Seni gidi dut ağacı!

Seni gidi dut ağacı!


Komşular da, polisler de aynı şeyi söylediler:
“Kestir de rahat et!”
Gelgelelim, kestirmeye gönlüm razı olmuyor bir türlü.

Varlığından keyif duydum hep, mutlu oldum...
Ama bu duygularıma gölge düşürdün sen!
Balkonuma yaptığın gölgeye de benzemiyor bu. 
Seninkisi resmen ihanet!
Hani, “besle kargayı, oysun güzünü” misali...

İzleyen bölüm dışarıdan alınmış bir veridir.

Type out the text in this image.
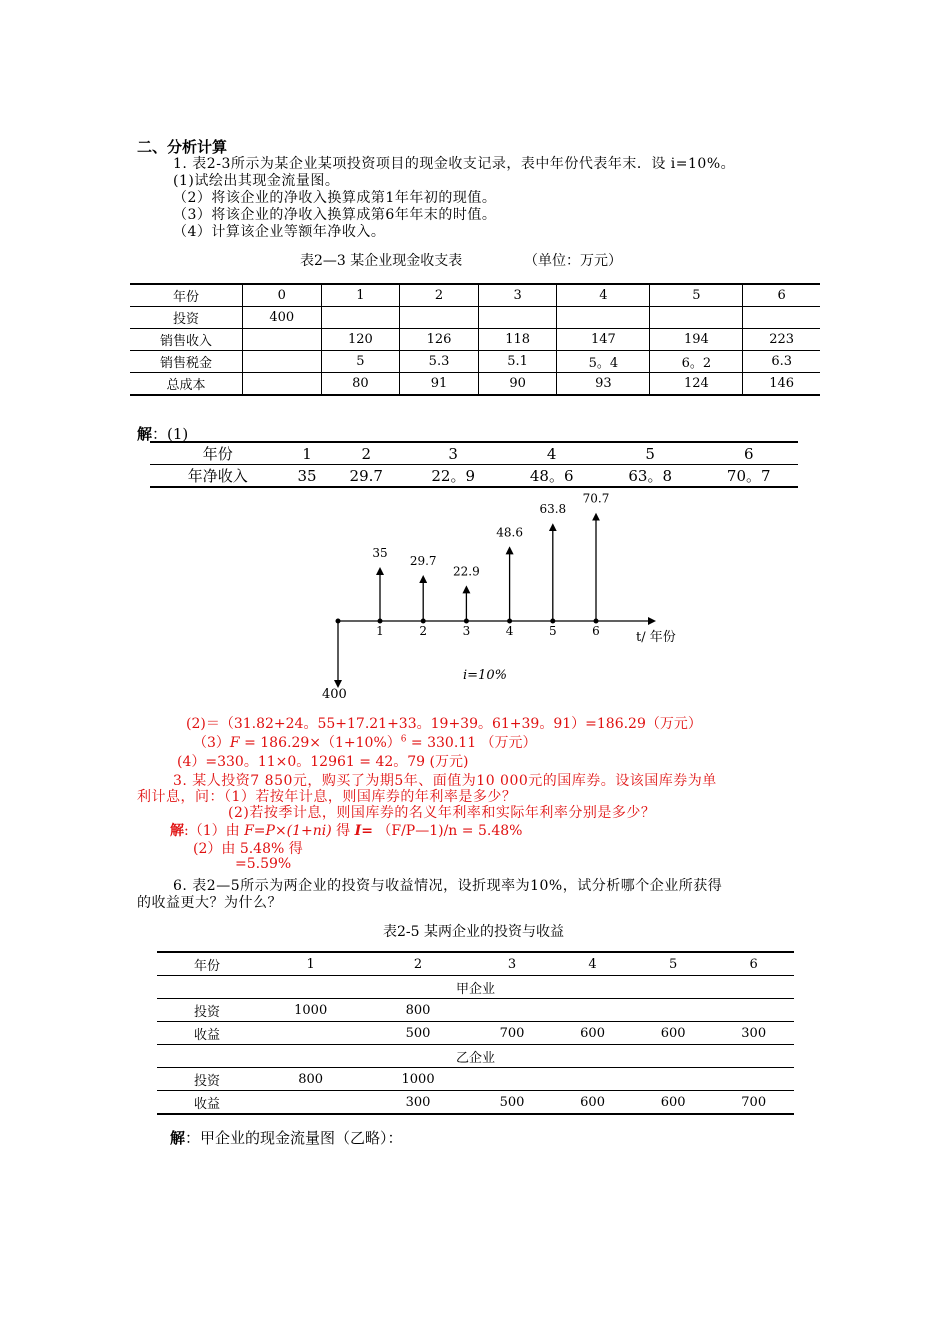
二、分析计算
1. 表2-3所示为某企业某项投资项目的现金收支记录，表中年份代表年末．设 i=10%。
(1)试绘出其现金流量图。
（2）将该企业的净收入换算成第1年年初的现值。
（3）将该企业的净收入换算成第6年年末的时值。
（4）计算该企业等额年净收入。
表2—3 某企业现金收支表	（单位：万元）
年份	0	1	2	3	4	5	6
投资	400						
销售收入		120	126	118	147	194	223
销售税金		5	5.3	5.1	5。4	6。2	6.3
总成本		80	91	90	93	124	146
解：(1)
年份	1	2	3	4	5	6
年净收入	35	29.7	22。9	48。6	63。8	70。7
35
1
29.7
2
22.9
3
48.6
4
63.8
5
70.7
6
400
t/ 年份
i=10%
(2)＝（31.82+24。55+17.21+33。19+39。61+39。91）=186.29（万元）
$(3)F = 186.29\times(1+10\%)^6 = 330.11$ （万元）
(4）=330。11×0。12961 = 42。79 (万元)
3. 某人投资7 850元，购买了为期5年、面值为10 000元的国库券。设该国库券为单
利计息，问：（1）若按年计息，则国库券的年利率是多少？
(2)若按季计息，则国库券的名义年利率和实际年利率分别是多少？
解:（1）由 F=P×(1+ni) 得 I= （F/P—1)/n = 5.48%
(2）由 5.48% 得
=5.59%
6. 表2—5所示为两企业的投资与收益情况，设折现率为10%，试分析哪个企业所获得
的收益更大？为什么？
表2-5 某两企业的投资与收益
年份	1	2	3	4	5	6
甲企业						
投资	1000	800				
收益		500	700	600	600	300
乙企业						
投资	800	1000				
收益		300	500	600	600	700
解：甲企业的现金流量图（乙略）：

Oysa ben ne methiyeler düzmüştüm sana:
“... Mutluluğumuzun, sevdalarımızın, kavgalarımızın da tanıkları oldular. Adeta tüm duygularımızın da birer ortakları... Sokaklarımızda yanyana ve üstüste dizilişleriyle bizi bize komşu yapan evlerimizin önünde heybetli birer nöbetçi gibiler. İçeri veya dışarı açılan kapılarımız hep onlara bakar. Yıllar öncesinden başlayan bir dostluk üzerine, dimdik gövdeleriyle bekler kapılarımızı dut ağaçları... Acılarımıza da, sevinçlerimize de ortak oldular. Şehrimizin de bir sembolüdür dut ağaçları...”
Radyodan seslendirdiğim bu sözlere onbinlerce dinleyici tanıktır.
Ama sen bu dostluğa ihanet ettin be, dut ağacı!
Evime giren hırsıza merdiven oldun!
Komşular da, evime tespit için gelen polisler de, hırsızın senin sayende evime girdiğini söyledi. 
Bu durumda, hırsızın suç ortağısın, dut ağacı!

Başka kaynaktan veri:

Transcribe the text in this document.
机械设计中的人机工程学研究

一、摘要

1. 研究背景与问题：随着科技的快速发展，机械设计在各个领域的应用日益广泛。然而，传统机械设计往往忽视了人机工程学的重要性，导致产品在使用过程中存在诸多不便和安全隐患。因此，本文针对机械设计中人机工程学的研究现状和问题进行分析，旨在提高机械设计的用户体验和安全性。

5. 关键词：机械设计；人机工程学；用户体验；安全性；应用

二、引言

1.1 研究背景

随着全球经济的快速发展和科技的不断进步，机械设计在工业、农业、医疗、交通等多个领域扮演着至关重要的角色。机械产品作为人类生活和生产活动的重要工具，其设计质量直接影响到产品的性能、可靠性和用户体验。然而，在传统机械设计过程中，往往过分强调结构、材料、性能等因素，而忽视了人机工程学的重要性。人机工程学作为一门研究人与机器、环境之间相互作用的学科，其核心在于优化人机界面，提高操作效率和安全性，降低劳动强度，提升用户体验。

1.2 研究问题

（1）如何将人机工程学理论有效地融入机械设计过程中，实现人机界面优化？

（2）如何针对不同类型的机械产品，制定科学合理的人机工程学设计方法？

Tahminim doğruysa, benim hırsızım çocuk yaşta olmalı!
Nasıl kızarım ona, dut ağacı?
Memleketim böylesi bir krizin girdabındayken...
Memleketimin insanları açlığın, sefaletin, çaresizliğin pençesinde kıvranırken...
O çocuğa nasıl kızabilirim?

“Devleti soyanların içinde, karşısında ceketimizi iliklediğimiz kimseler var” diyen ve bu yüzden de mazlum ve mağdur durumda bırakılan eski İçişleri Bakanı Sadettin Tantan, bir başka konuşmasında da “Yolsuzluk çocukları da bozdu...” diye asıl meseleyi özetlemişken... Memleketimde banka hortumcusu yeğenler, devleti dolandıran, halkımı soyan onca mühim şahsiyetler varken... Ben hırsızıma nasıl kızabilirim?
Yarım paket sigaramla, ucuz çakmağıma bile muhtaçmış, baksana!
Eşim paniğe kapılmasaydı, “önemli bir zararım yok” diye olayı neredeyse bildirmeyecektim bile!

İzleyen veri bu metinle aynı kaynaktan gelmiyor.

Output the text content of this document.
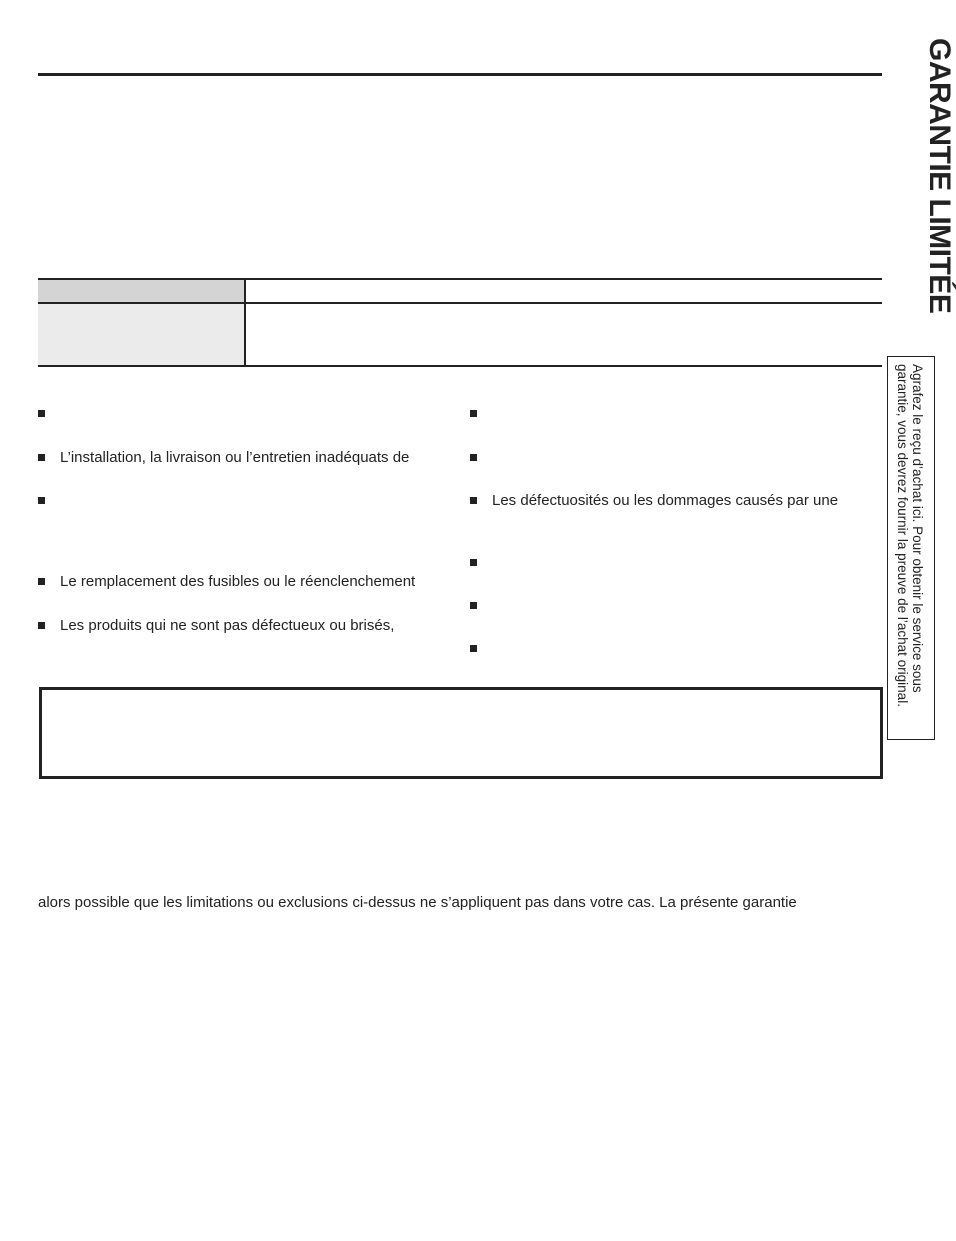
GARANTIE LIMITÉE
Agrafez le reçu d’achat ici. Pour obtenir le service sous
garantie, vous devrez fournir la preuve de l’achat original.
L’installation, la livraison ou l’entretien inadéquats de
Le remplacement des fusibles ou le réenclenchement
Les produits qui ne sont pas défectueux ou brisés,
Les défectuosités ou les dommages causés par une
alors possible que les limitations ou exclusions ci-dessus ne s’appliquent pas dans votre cas. La présente garantie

Senin balkonumun önündeki varlığından hep keyif alırdım.
Sokağımda teksin diye nasıl da gururlanırdım?
Ama şu yaptığına da ne demeli?
Hırsızım sana tırmanmış da dalmış açık penceremden içeri!
Suç ortağı olmuşsun!

Balkonumun önündeki varlığından artık tedirginim, bilesin dut ağacı!
“Kestir de rahatla” dediler ya senin için?
Gönlüm elvermese de, ara sıra sana bakışım değişmiyor değil!
Eve her giriş çıkısımda, gözüm sana her iliştiğinde, “Ah seni gidi ah!” diye içimden bir sitem geçiyor, haberin olsun! 
Çok içerledim sana! 

Bugünlerde kendine mukayyet ol! 
Ne yapayım?
Gücüm bir tek sana yetiyor be dut ağacı!